Always easier said than done. Take the CAP. You'd be hard-pressed to find a single person left in Britain who would mount a serious defence of the current arrangements for CAP subsidies. Even the National Farmers' Union has realised it is a lost cause. But there are at least two significant strands of argument about what should happen. One says redirect subsidy towards environmental stewardship; the other says abolish it altogether and let the market sort the sheep from the goats.
The argument is, in any case, almost academic: the CAP will be reformed only when there is agreement among EU heads of state to do it, and that could mean nothing much happens for the rest of this decade.
As for overlong supply chains, the remedy, we are told, lies in diversity. Tomorrow's aspiring farmers will, above all, need to be entrepreneurs, able to exploit the appropriate opportunity in energy production, tourism and leisure management, retail, landscape management or a host of other sectors. And it's not just sectoral diversification: even within the old core business of food production, it is argued that there is room for the (efficient) small-scale niche-market specialist (both organic and non), and the export-driven intensive agribusiness farmer. The former will create networks of relationships with big local retailers, farmers' markets, corner shops - they may even run their own distribution services, packing schemes, and so on. The latter will guarantee our continued toe-hold in the global market. This particular future has great appeal politically. But toss a few grains of GM corn into the formula and, as a strategy for food production, diversification could easily fall apart.
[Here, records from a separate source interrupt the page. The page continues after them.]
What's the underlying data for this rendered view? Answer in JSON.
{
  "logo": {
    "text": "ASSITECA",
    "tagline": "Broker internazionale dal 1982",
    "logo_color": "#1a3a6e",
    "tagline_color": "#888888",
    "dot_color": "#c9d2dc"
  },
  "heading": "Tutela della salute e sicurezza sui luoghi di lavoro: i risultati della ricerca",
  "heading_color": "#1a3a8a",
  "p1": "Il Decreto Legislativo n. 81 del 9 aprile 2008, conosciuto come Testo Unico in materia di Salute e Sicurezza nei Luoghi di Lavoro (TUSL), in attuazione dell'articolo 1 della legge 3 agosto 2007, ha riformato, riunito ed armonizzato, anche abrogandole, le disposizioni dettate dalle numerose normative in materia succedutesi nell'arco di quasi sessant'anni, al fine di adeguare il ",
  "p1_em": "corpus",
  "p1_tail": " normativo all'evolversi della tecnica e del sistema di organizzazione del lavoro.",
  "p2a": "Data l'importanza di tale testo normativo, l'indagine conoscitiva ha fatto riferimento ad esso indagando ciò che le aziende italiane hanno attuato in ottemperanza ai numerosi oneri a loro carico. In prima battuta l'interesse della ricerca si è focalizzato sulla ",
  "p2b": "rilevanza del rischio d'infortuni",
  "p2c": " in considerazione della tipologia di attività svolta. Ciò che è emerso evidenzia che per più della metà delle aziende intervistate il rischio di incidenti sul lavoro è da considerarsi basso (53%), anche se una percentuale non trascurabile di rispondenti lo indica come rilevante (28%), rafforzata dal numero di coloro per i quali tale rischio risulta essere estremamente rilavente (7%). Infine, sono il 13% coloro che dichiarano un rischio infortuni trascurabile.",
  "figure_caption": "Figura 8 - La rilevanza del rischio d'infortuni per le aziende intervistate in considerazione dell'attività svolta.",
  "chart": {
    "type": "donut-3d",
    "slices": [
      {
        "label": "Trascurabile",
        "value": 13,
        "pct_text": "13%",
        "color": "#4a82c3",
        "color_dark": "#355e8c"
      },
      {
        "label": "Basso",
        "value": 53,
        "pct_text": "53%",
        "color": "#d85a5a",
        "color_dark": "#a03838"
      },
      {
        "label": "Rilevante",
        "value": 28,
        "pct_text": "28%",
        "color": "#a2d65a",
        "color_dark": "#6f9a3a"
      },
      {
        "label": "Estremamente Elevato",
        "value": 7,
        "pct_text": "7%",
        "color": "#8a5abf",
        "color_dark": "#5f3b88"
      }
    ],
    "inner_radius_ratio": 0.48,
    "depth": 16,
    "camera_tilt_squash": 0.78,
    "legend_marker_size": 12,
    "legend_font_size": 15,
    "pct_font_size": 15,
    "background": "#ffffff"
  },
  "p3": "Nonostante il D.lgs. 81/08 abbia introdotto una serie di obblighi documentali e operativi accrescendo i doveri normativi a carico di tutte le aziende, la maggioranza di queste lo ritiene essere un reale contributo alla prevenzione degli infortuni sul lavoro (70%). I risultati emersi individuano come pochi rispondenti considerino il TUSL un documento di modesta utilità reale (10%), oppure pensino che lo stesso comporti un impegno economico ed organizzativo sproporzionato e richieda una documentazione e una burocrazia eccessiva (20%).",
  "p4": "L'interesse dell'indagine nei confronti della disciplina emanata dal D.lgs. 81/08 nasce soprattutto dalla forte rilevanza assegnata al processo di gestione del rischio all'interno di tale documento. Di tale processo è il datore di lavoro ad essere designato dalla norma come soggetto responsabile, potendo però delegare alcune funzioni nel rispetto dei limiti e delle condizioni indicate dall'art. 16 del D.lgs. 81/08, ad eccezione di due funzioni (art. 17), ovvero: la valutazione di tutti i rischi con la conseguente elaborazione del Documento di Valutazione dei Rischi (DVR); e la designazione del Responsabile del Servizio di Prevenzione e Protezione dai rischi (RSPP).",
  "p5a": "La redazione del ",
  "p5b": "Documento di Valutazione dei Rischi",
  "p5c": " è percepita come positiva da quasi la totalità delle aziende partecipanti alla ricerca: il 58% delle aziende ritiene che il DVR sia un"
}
As if rural policy-making were not fraught enough, another facet of our postwar "cheap food" legacy is inching its way up the agenda, as several of our contributors indicate. This is health - or, more precisely, diet- and lifestyle-related illness such as diabetes, certain cancers and the biggie, heart disease. There is something particularly nannying about the observation that we are all becoming obese blobs because no one gets taught home economics at school any more and we're all addicted to fast food. And this government (remember Bernie Ecclestone) will have little enthusiasm to start poking its nose into our freezers to check up on how many handy packets of deep-fried Mars bars lurk there. On the other hand, as our north Cumbrian case study shows (page xxix), innovative local health-driven schemes can start to make a difference.
For now, the future of food and farming lies with the odd bunch who comprise the Food and Farming Commission, set up by Tony Blair in August and expected to have found The Answer by December. If nothing else, it conveys a sense of urgency. It is implausible that the commission will come up with a satisfactory blueprint. But it will find many useful provocations and valuable policy principles among the contributions here.